Я откинулся на спинку и закрыл глаза. Гравий стучал под крыльями, потом перестал, машина накренилась, вместе с ней накренился я, и это означало, что мы снова на шоссе и сейчас дадим ходу.

Мы помчимся по бетону, белеющему под звездами среди перелесков и темных полей, залитых туманом. В стороне от дороги вдруг возникнет сарай, торчащий из тумана, как дом из воды, когда река прорывает дамбу. Покажется у обочины корова, стоящая по колено в тумане, с мокрыми и перламутрово-белыми от росы рогами, она будет смотреть на черную тень, где спрятаны мы, а мы будем рваться в пылающий коридор, но он будет убегать от нас, все так же рассекая тьму перед самым носом. Корова будет стоять по колено во мгле, смотреть на черную тень и сноп света, а потом на то место, где была тень и был свет, с тяжелым, смутным кротким равнодушием, с каким смотрел бы Бог, или Судьба, или я, если бы я стоял по колено во мгле, а черная тень и слепящий свет проносились мимо меня и таяли среди полей и перелесков.

Но я не стоял в поле среди мглы, мгла не текла вокруг моих колен, и в голове моей не тикало ночное безмолвие. Я сидел в машине и ехал в Берденс-Лендинг, названный так по имени людей, от которых и я получил свое имя, – в Берденс-Лендинг, где я родился и вырос.

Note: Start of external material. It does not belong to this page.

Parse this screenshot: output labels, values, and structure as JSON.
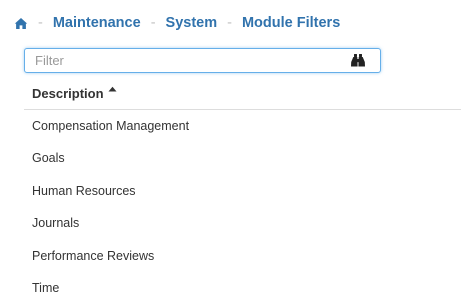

Мы будем ехать среди полей до самого города. Потом вдоль дороги встанут деревья, а под ними – дома, в которых гаснут окна, потом мы вылетим на главную улицу с ярко освещенным входом в кино, где жуки врезаются в лампочки, летят рикошетом на тротуар и хрустят под ногами прохожих. Люди у пивной проводят взглядом громоздкий черный призрак, один из них плюнет на бетон и скажет:

– Сволочь, тоже мне шишка на ровном месте. – И ему захочется сидеть в черной большой машине, большой, как катафалк, и мягкой, как мамина грудь, дышащей без хрипа на скорости семьдесят пять миль, и катить куда-то в темноту. Что же, я и катил куда-то. Я катил на родину, в Берденс-Лендинг.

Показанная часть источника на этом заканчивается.